À l’origine, durant les brouillons de son deuxième opus solo (et de sa chanson titre) – troisième si l’on compte le sublime Parce que avec Bill Pritchard –, Daniel Darc cherche un refrain en forme de nom d’artiste ou d’activiste. Il pense à Baader, mais ce n’est pas très rythmique. Sortant de taule, Daniel tombe sur un bouquin consacré à Nijinsky ; il l’achète et commence à le feuilleter dans le métro. Soudainement, une femme lui fait un signe : Daniel est en train de saigner du nez, et, sans qu’il ne s’en aperçoive, son propre sang se mélange aux pages consacrées à Nijinsky. Un signe évident : son prochain album se nommera Nijinsky.
Trottoir et Dieu
Un pied sur le trottoir
Et l’autre qui brise une vitre
Ça forme un angle bizarre
Je trouve ça plutôt chic
Les premières lignes de la chanson peuvent renvoyer aux chorégraphies avant-gardistes du danseur Russe : un pied dans la réalité, et l’autre qui fracasse la norme bien-pensante, quelque chose d’étrange (et de difficilement acceptable pour les esprits cartésiens) mais qui, même en 1912, sidérait par son évidente beauté.
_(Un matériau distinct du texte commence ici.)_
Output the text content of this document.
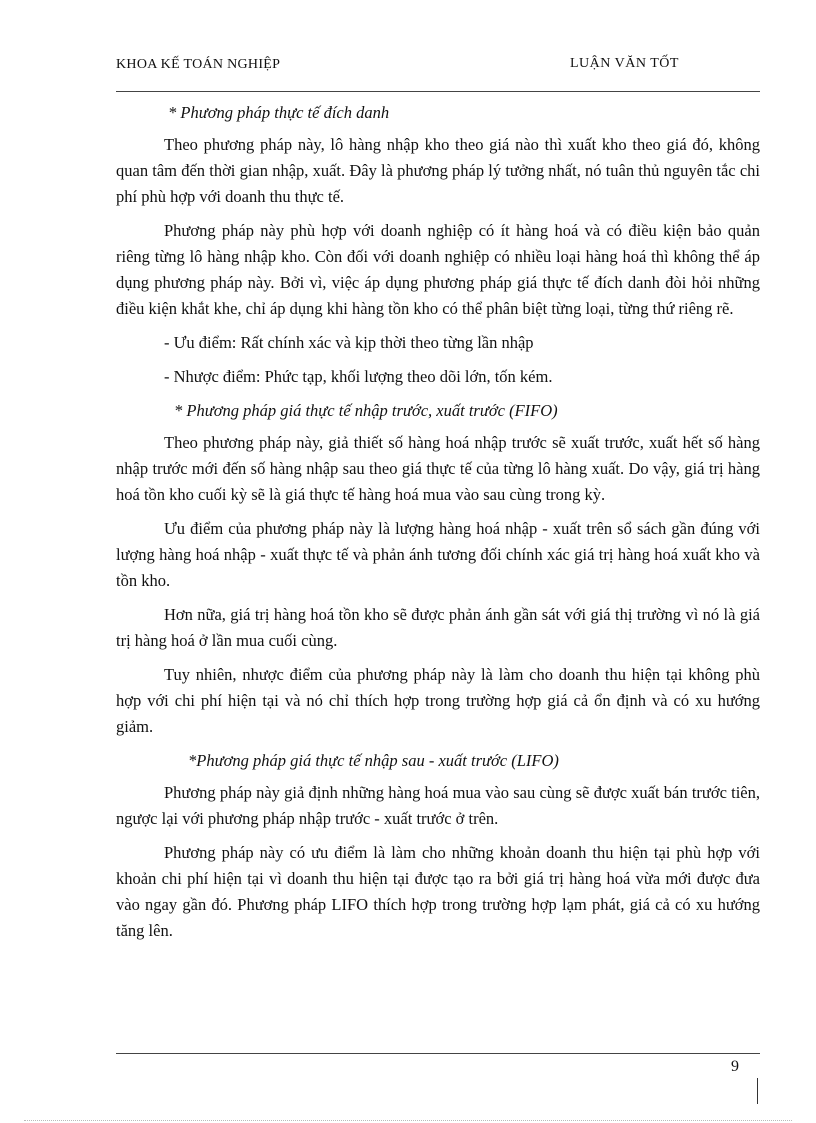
KHOA KẾ TOÁN NGHIỆP	LUẬN VĂN TỐT

* Phương pháp thực tế đích danh

Theo phương pháp này, lô hàng nhập kho theo giá nào thì xuất kho theo giá đó, không quan tâm đến thời gian nhập, xuất. Đây là phương pháp lý tưởng nhất, nó tuân thủ nguyên tắc chi phí phù hợp với doanh thu thực tế.

Phương pháp này phù hợp với doanh nghiệp có ít hàng hoá và có điều kiện bảo quản riêng từng lô hàng nhập kho. Còn đối với doanh nghiệp có nhiều loại hàng hoá thì không thể áp dụng phương pháp này. Bởi vì, việc áp dụng phương pháp giá thực tế đích danh đòi hỏi những điều kiện khắt khe, chỉ áp dụng khi hàng tồn kho có thể phân biệt từng loại, từng thứ riêng rẽ.

- Ưu điểm: Rất chính xác và kịp thời theo từng lần nhập

- Nhược điểm: Phức tạp, khối lượng theo dõi lớn, tốn kém.

* Phương pháp giá thực tế nhập trước, xuất trước (FIFO)

Theo phương pháp này, giả thiết số hàng hoá nhập trước sẽ xuất trước, xuất hết số hàng nhập trước mới đến số hàng nhập sau theo giá thực tế của từng lô hàng xuất. Do vậy, giá trị hàng hoá tồn kho cuối kỳ sẽ là giá thực tế hàng hoá mua vào sau cùng trong kỳ.

Ưu điểm của phương pháp này là lượng hàng hoá nhập - xuất trên sổ sách gần đúng với lượng hàng hoá nhập - xuất thực tế và phản ánh tương đối chính xác giá trị hàng hoá xuất kho và tồn kho.

Hơn nữa, giá trị hàng hoá tồn kho sẽ được phản ánh gần sát với giá thị trường vì nó là giá trị hàng hoá ở lần mua cuối cùng.

Tuy nhiên, nhược điểm của phương pháp này là làm cho doanh thu hiện tại không phù hợp với chi phí hiện tại và nó chỉ thích hợp trong trường hợp giá cả ổn định và có xu hướng giảm.

*Phương pháp giá thực tế nhập sau - xuất trước (LIFO)

Phương pháp này giả định những hàng hoá mua vào sau cùng sẽ được xuất bán trước tiên, ngược lại với phương pháp nhập trước - xuất trước ở trên.

Phương pháp này có ưu điểm là làm cho những khoản doanh thu hiện tại phù hợp với khoản chi phí hiện tại vì doanh thu hiện tại được tạo ra bởi giá trị hàng hoá vừa mới được đưa vào ngay gần đó. Phương pháp LIFO thích hợp trong trường hợp lạm phát, giá cả có xu hướng tăng lên.

9
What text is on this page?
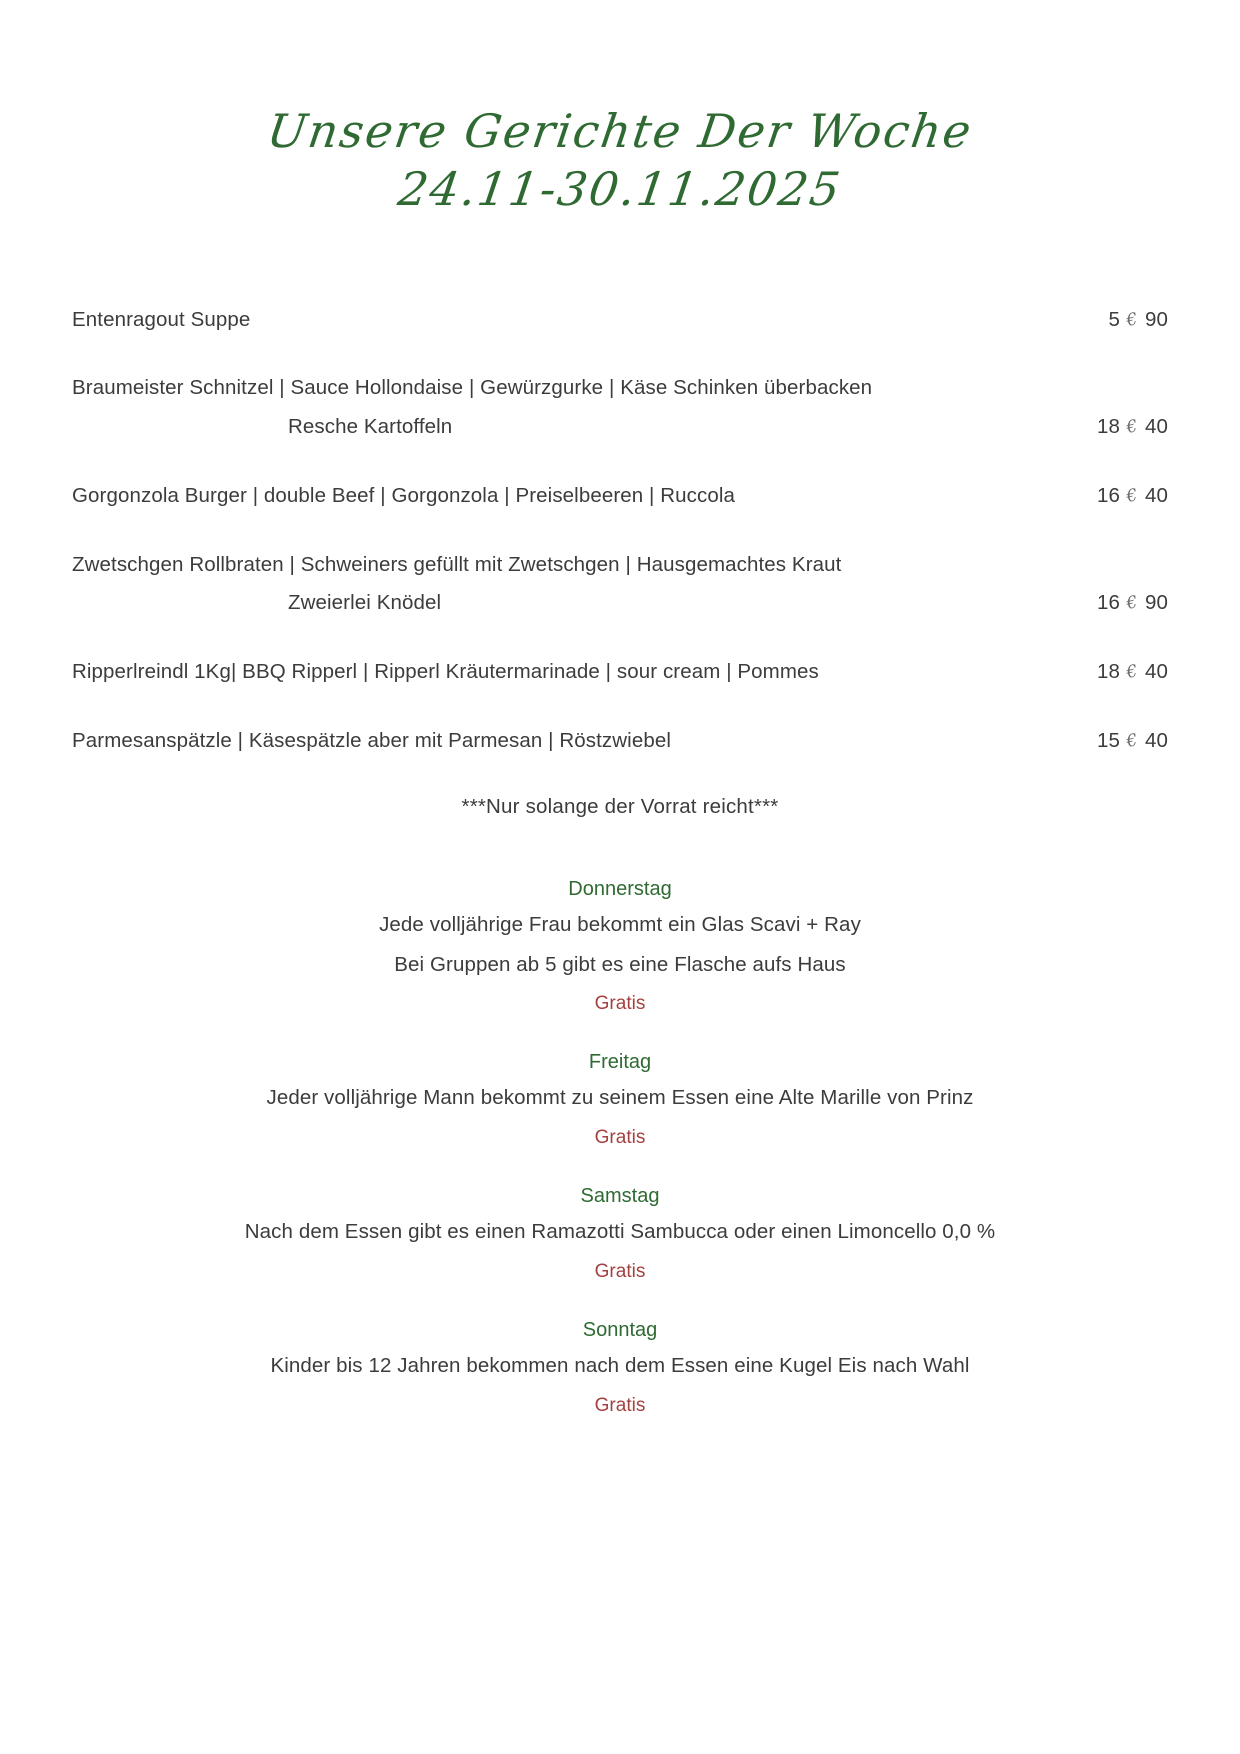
Unsere Gerichte Der Woche
24.11-30.11.2025
Entenragout Suppe	5 € 90
Braumeister Schnitzel | Sauce Hollondaise | Gewürzgurke | Käse Schinken überbacken
Resche Kartoffeln	18 € 40
Gorgonzola Burger | double Beef | Gorgonzola | Preiselbeeren | Ruccola	16 € 40
Zwetschgen Rollbraten | Schweiners gefüllt mit Zwetschgen | Hausgemachtes Kraut
Zweierlei Knödel	16 € 90
Ripperlreindl 1Kg| BBQ Ripperl | Ripperl Kräutermarinade | sour cream | Pommes	18 € 40
Parmesanspätzle | Käsespätzle aber mit Parmesan | Röstzwiebel	15 € 40
***Nur solange der Vorrat reicht***
Donnerstag
Jede volljährige Frau bekommt ein Glas Scavi + Ray
Bei Gruppen ab 5 gibt es eine Flasche aufs Haus
Gratis
Freitag
Jeder volljährige Mann bekommt zu seinem Essen eine Alte Marille von Prinz
Gratis
Samstag
Nach dem Essen gibt es einen Ramazotti Sambucca oder einen Limoncello 0,0 %
Gratis
Sonntag
Kinder bis 12 Jahren bekommen nach dem Essen eine Kugel Eis nach Wahl
Gratis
Il n’en est cependant rien : l’intro de la chanson parle d’émeutes, d’insurrections, d’une manifestation qui tourne à la casse. Pour Daniel, fracasser une vitre ou un omnibus, c’est un geste élégant, punk et sincère (encore faut-il se remettre dans le contexte de l’époque, 1994 : la destruction ne s’affirmait jamais en toute gratuité, elle signifiait encore une nécessité pour dire « non »).
En fait, dès le début du titre, cette évidence : Daniel avait déjà écrit les paroles avant de découvrir la personnalité de Nijinsky. Le hasard, toujours lui, ne faisant que corroborer l’identification de Daniel au chorégraphe schizophrène.
Je me moque de savoir
Si j’ai tort ou raison
Je n’ai aucune mémoire
J’oublie toutes mes leçons
Le cut-up revient ici à grande enjambées, mais avec aristocratie. Démarrant sur une certaine vision du soulèvement populaire, Daniel replace soudainement son texte dans une pensée aussi fugace qu’autobiographique : c’est vrai, Daniel oubliait tout (jusqu’à inscrire chaque numéro de téléphone et rendez-vous… sur l’un des murs de son appartement – selon l’adage prôné par Abel Ferrara : « un mur ne se perd jamais »).
Mettant en cause sa mémoire défaillante, Daniel, façon mea culpa, précise également que s’il oublie tout, s’il déroge aux amis ou aux invitations, le blackout (lié aux substances) lui donne un je-m’en-foutisme à lui pardonner. Le thème de Nijinsky dévie : d’une pensée globale, le texte bifurque vers l’interrogation d’un ex junkie à l’égard de soi-même (les trous de mémoire, l’égoïsme, l’absence de remords).
Mon cœur se brise souvent
Mais se répare très vite
Mon corps plus fort qu’avant
Dans mon cerveau habite
https://www.youtube.com/watch?v=BaWV3zyMf9Q
À partir de Quelqu’un comme toi, l’angle du désespoir amoureux ne quitte plus Daniel Darc. Cela devient une constante. Mais avec une lucidité ironique (Toutes les filles sont parties) ou fortement résignée. Cette partie de Nijinsky ramène le compositeur vers sa principale obsession, tout en évitant l’auto-apitoiement : un cœur se brise mais finit toujours par retrouver goût à la vie, inutile ainsi de verser dans le lacrymal. L’hyperréalisme tire ici vers l’intemporalité : en parlant de soi, Daniel, par ce genre d’évidences enfouies, transforme la confession de la chanson en message destiné à tous. Rien que pour cette phrase fulgurante, Nijinsky s’impose comme l’un des sommets stylistiques de Daniel Darc.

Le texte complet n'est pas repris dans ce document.